Итальянца действительно нигде не было видно. Впрочем, и все они дрожали, качались, таяли. Видимо, снова я перебрал.
— Плюнь ты на них, — сказал Лаймонас, — рассказывай мне, я хочу знать, чем все кончилось.
— Догадаться не сложно, — сказал я, глядя в свой пустой стакан. — Потому что Гинтаре явилась. И все пошло наперекосяк. Мне сразу захотелось сверх плана натянуть пятак золотой роте, отобрать у них и этот приз, им всегда достается все, ну так в этот раз хрен чего они получат. Вот и кивнул головою. Поскольку знаю единственный надежный способ получить женщину — стать самым главным. Единственным в округе. Они всегда выбирают самое. Инстинкт. Увы, на определение этого самого нужно пусть небольшое, но время. Времени не было, в свалившуюся на меня силу надо было немедленно капнуть экзотики. Но это я умею.
Драка на полу прекратилась сама по себе. Противники в изнеможении расползлись и, шатаясь, поместились на стульях. Человек в доску свой глухо рыдал в стакан, стуча зубами о край его. Я продолжал, хотя никто более не поднимал на меня глаз:
— Ах, эти нарастающие и кружащие голову волны легкости, когда карты сами идут в руки, а бешеные собаки ложатся у ног, чтобы лизать ваш след, когда сдаются в плен буфетчицы и вахтеры! Среди всеобщего ора и потока приглашений, едва они ее засекли, я отворил пасть и потащил одеяло на себя. Через минуту все молчало. Еще через минуту ржало, валялось, прыгало, консонировало и диссонировало. Я орал песни, я, не глядя, отбивал остроты, я вставал на одно ухо и на бреющем проносился под потолком. Все дрожало от возбуждения, которое я производил.
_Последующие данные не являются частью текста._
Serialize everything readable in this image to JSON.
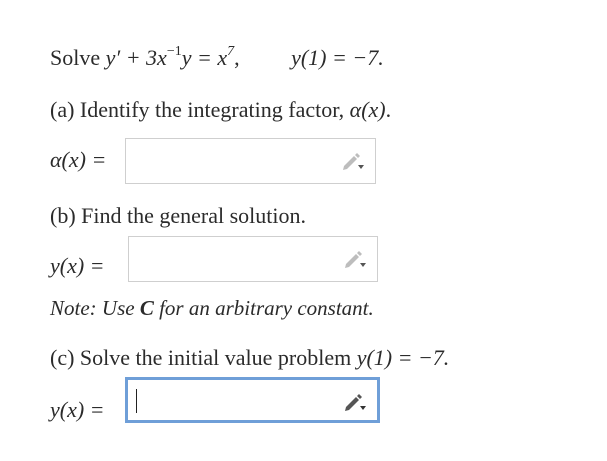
{
  "problem": {
    "solve_word": "Solve",
    "equation_lhs_a": "y′ + 3x",
    "equation_lhs_exp": "−1",
    "equation_lhs_b": "y = x",
    "equation_rhs_exp": "7",
    "equation_tail": ",",
    "initial_condition": "y(1) = −7."
  },
  "part_a": {
    "prompt_text": "(a) Identify the integrating factor, ",
    "prompt_math": "α(x)",
    "prompt_end": ".",
    "answer_label": "α(x) ="
  },
  "part_b": {
    "prompt_text": "(b) Find the general solution.",
    "answer_label": "y(x) =",
    "note_prefix": "Note: Use ",
    "note_symbol": "C",
    "note_suffix": " for an arbitrary constant."
  },
  "part_c": {
    "prompt_text": "(c) Solve the initial value problem ",
    "prompt_math": "y(1) = −7.",
    "answer_label": "y(x) ="
  },
  "icons": {
    "edit": "pencil-icon"
  },
  "colors": {
    "active_border": "#6f9fd8",
    "box_border": "#cfcfcf",
    "text": "#2b2b2b"
  }
}
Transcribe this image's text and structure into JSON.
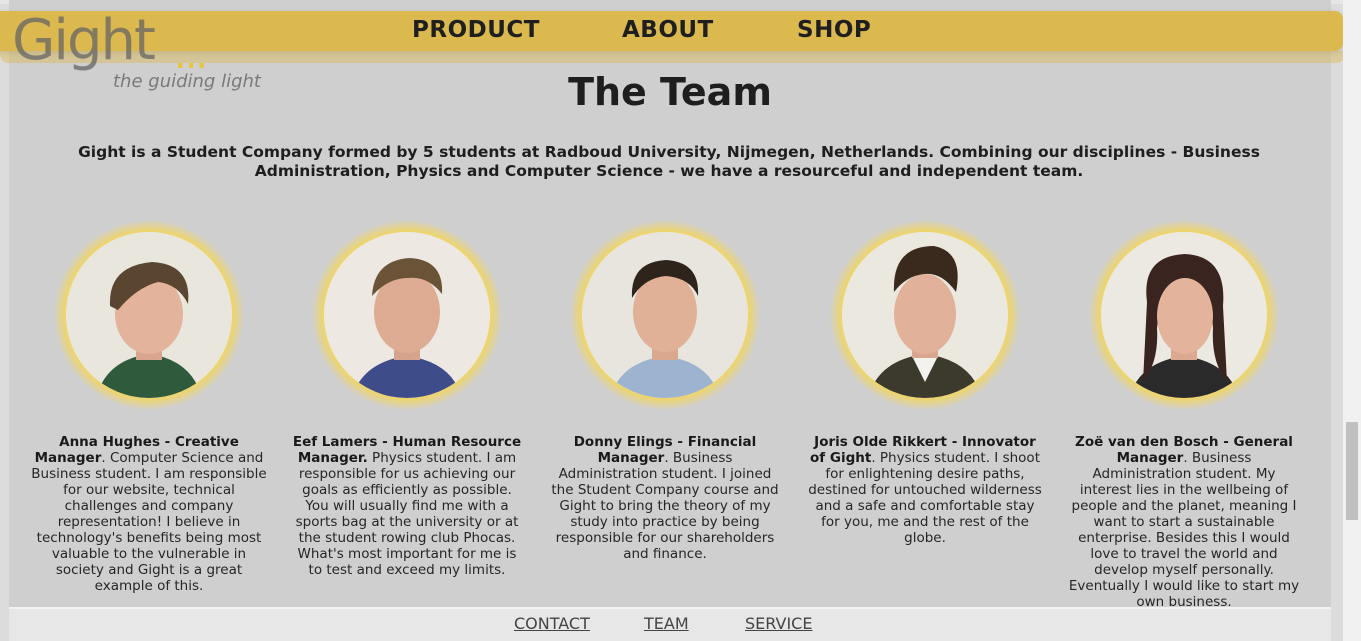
{
  "logo": {
    "word": "Gight",
    "dots": "...",
    "tagline": "the guiding light"
  },
  "nav": {
    "items": [
      "PRODUCT",
      "ABOUT",
      "SHOP"
    ]
  },
  "page": {
    "title": "The Team",
    "intro": "Gight is a Student Company formed by 5 students at Radboud University, Nijmegen, Netherlands. Combining our disciplines - Business Administration, Physics and Computer Science - we have a resourceful and independent team."
  },
  "members": [
    {
      "name": "Anna Hughes - Creative Manager",
      "sep": ".",
      "bio": " Computer Science and Business student. I am responsible for our website, technical challenges and company representation! I believe in technology's benefits being most valuable to the vulnerable in society and Gight is a great example of this."
    },
    {
      "name": "Eef Lamers - Human Resource Manager.",
      "sep": "",
      "bio": " Physics student. I am responsible for us achieving our goals as efficiently as possible. You will usually find me with a sports bag at the university or at the student rowing club Phocas. What's most important for me is to test and exceed my limits."
    },
    {
      "name": "Donny Elings - Financial Manager",
      "sep": ".",
      "bio": " Business Administration student. I joined the Student Company course and Gight to bring the theory of my study into practice by being responsible for our shareholders and finance."
    },
    {
      "name": "Joris Olde Rikkert - Innovator of Gight",
      "sep": ".",
      "bio": " Physics student. I shoot for enlightening desire paths, destined for untouched wilderness and a safe and comfortable stay for you, me and the rest of the globe."
    },
    {
      "name": "Zoë van den Bosch - General Manager",
      "sep": ".",
      "bio": " Business Administration student. My interest lies in the wellbeing of people and the planet, meaning I want to start a sustainable enterprise. Besides this I would love to travel the world and develop myself personally. Eventually I would like to start my own business."
    }
  ],
  "footer": {
    "links": [
      "CONTACT",
      "TEAM",
      "SERVICE"
    ]
  },
  "colors": {
    "accent": "#dbb94f",
    "ring": "#f0ca2a",
    "background": "#cfcfcf"
  }
}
Все, что может человек, когда снова несется с горы по прямой. Тяжелая работа, согласен. Не всегда удается. Но на хорошем взводе, когда уже некуда деться, только вперед, только на линию огня, на амбразуру, на таран!.. Я честно отработал и, полагаю, поставил точку над палочкой. Расчет, конечно, был на то, что она решает сразу. Нет? Значит, мимо. В молоко. Но я угадал. Она засекла показанную ей мишень. Остальное, прости, Лаймонас, было делом техники.
Вечером я нашел свою команду в полном составе. Она блокировала угол возле бара, вышвырнув оттуда пару неприкаянных одиночек, бармен тоже был наглой породы, а может, побаивался сытых. Я сидел, пошевеливая пальцем: принести-унести, подать-убрать, все совершалось. Тут у них еще до меня время от времени случалась такая вялотекущая подростковая игра в оздоровление атмосферы. Все мальчики из могучих семей, именитых, обласканных, сидящих на верху жизни, мечтают посвинячить, позабыв о гувернерах. Им хочется самим стать папами. И они друг на друге тренируются.